Japan tightens rules on investment from abroad

Cabinet to raise threshold for foreign shareholders for ‘national security’ reasons

Japanese Finance Minister Taro Aso.

Japanese Finance Minister Taro Aso. (AP photo)

TAIPEI (Taiwan News) — Japan's Cabinet approved draft legislation on Friday (Oct. 18) to impose tougher controls on foreign investments, aiming to prevent the leak of advanced technology and confidential information from sensitive industries.

Japanese officials plan on tightening the reporting requirements for foreign investment in industries related to national security, according to Reuters. The new rules will require overseas investors to announce their intention to buy more than 1 percent of company shares in certain sectors, such as semiconductors and nuclear power, as opposed to the current 10 percent threshold.

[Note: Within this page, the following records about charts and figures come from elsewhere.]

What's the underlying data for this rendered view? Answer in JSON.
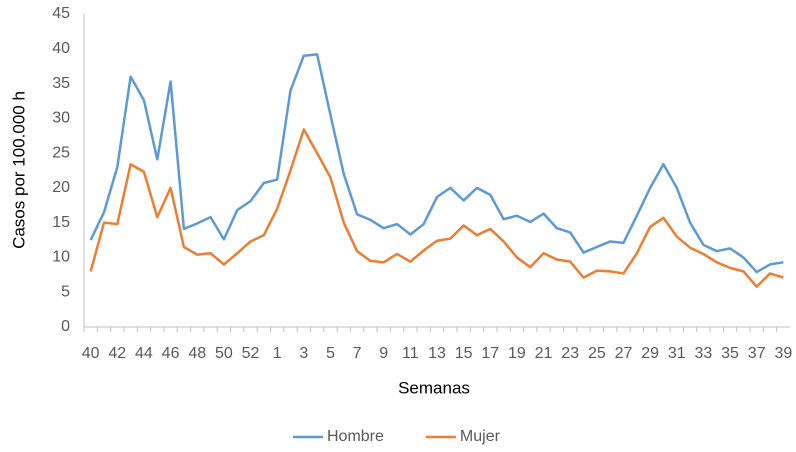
{
  "chart_data": {
    "type": "line",
    "x_label": "Semanas",
    "y_label": "Casos por 100.000 h",
    "categories": [
      "40",
      null,
      "42",
      null,
      "44",
      null,
      "46",
      null,
      "48",
      null,
      "50",
      null,
      "52",
      null,
      "1",
      null,
      "3",
      null,
      "5",
      null,
      "7",
      null,
      "9",
      null,
      "11",
      null,
      "13",
      null,
      "15",
      null,
      "17",
      null,
      "19",
      null,
      "21",
      null,
      "23",
      null,
      "25",
      null,
      "27",
      null,
      "29",
      null,
      "31",
      null,
      "33",
      null,
      "35",
      null,
      "37",
      null,
      "39"
    ],
    "series": [
      {
        "name": "Hombre",
        "color": "#5b9bd5",
        "values": [
          12.5,
          16.5,
          23,
          36,
          32.6,
          24.1,
          35.3,
          14.1,
          14.9,
          15.8,
          12.6,
          16.8,
          18.1,
          20.7,
          21.2,
          34,
          39,
          39.2,
          30.5,
          22,
          16.2,
          15.4,
          14.2,
          14.8,
          13.3,
          14.8,
          18.7,
          20,
          18.2,
          20,
          19,
          15.5,
          16,
          15.1,
          16.3,
          14.2,
          13.6,
          10.7,
          11.5,
          12.3,
          12.1,
          16,
          20,
          23.4,
          20,
          15,
          11.8,
          10.9,
          11.3,
          10,
          7.9,
          9,
          9.3
        ]
      },
      {
        "name": "Mujer",
        "color": "#ed7d31",
        "values": [
          8,
          15,
          14.8,
          23.4,
          22.3,
          15.8,
          20,
          11.5,
          10.4,
          10.6,
          9,
          10.6,
          12.3,
          13.2,
          17,
          22.5,
          28.4,
          25,
          21.5,
          15,
          10.9,
          9.5,
          9.3,
          10.5,
          9.4,
          11,
          12.4,
          12.7,
          14.6,
          13.2,
          14.1,
          12.3,
          10,
          8.6,
          10.6,
          9.7,
          9.4,
          7.1,
          8.1,
          8,
          7.7,
          10.6,
          14.4,
          15.7,
          13,
          11.4,
          10.5,
          9.3,
          8.5,
          8,
          5.8,
          7.7,
          7.1
        ]
      }
    ],
    "ylim": [
      0,
      45
    ],
    "yticks": [
      0,
      5,
      10,
      15,
      20,
      25,
      30,
      35,
      40,
      45
    ],
    "grid": false,
    "legend": "bottom"
  }
}
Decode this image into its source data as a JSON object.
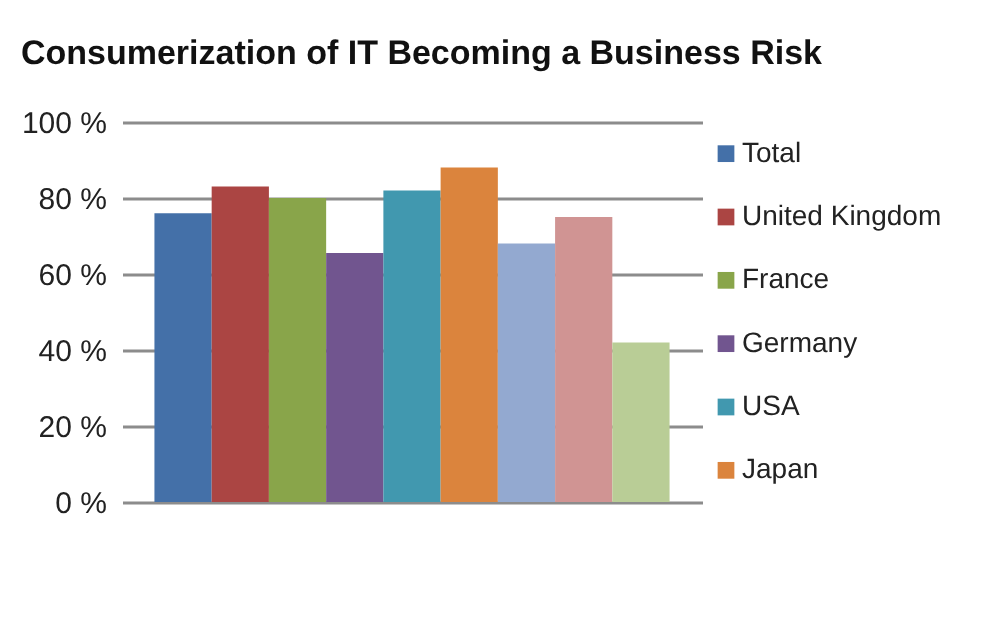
{
  "chart_data": {
    "type": "bar",
    "title": "Consumerization of IT Becoming a Business Risk",
    "categories": [
      null
    ],
    "series": [
      {
        "name": "Total",
        "color": "#4470a8",
        "values": [
          76
        ]
      },
      {
        "name": "United Kingdom",
        "color": "#ab4543",
        "values": [
          83
        ]
      },
      {
        "name": "France",
        "color": "#89a54a",
        "values": [
          80
        ]
      },
      {
        "name": "Germany",
        "color": "#71558f",
        "values": [
          65.5
        ]
      },
      {
        "name": "USA",
        "color": "#4198af",
        "values": [
          82
        ]
      },
      {
        "name": "Japan",
        "color": "#db843d",
        "values": [
          88
        ]
      },
      {
        "color": "#93a9d0",
        "values": [
          68
        ]
      },
      {
        "color": "#d09493",
        "values": [
          75
        ]
      },
      {
        "color": "#b9cd96",
        "values": [
          42
        ]
      }
    ],
    "ylim": [
      0,
      100
    ],
    "yticks": [
      {
        "value": 0,
        "label": "0 %"
      },
      {
        "value": 20,
        "label": "20 %"
      },
      {
        "value": 40,
        "label": "40 %"
      },
      {
        "value": 60,
        "label": "60 %"
      },
      {
        "value": 80,
        "label": "80 %"
      },
      {
        "value": 100,
        "label": "100 %"
      }
    ],
    "grid": "y",
    "legend": "right"
  }
}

The proposal has prompted criticism from foreign investors and Japanese asset managers alike, who worry that Japan will lose its standing in the global financial markets. While lawmakers did not target a specific country, some speculate the new regulations will be used to monitor Chinese investments, reported Liberty Times.

Japan's Finance Minister, Taro Aso (麻生太郎), said the government is trying to secure the passage of the revised bill, which could come into force as soon as April 2020. He added that the government will shed light on the details of the bill once it is passed.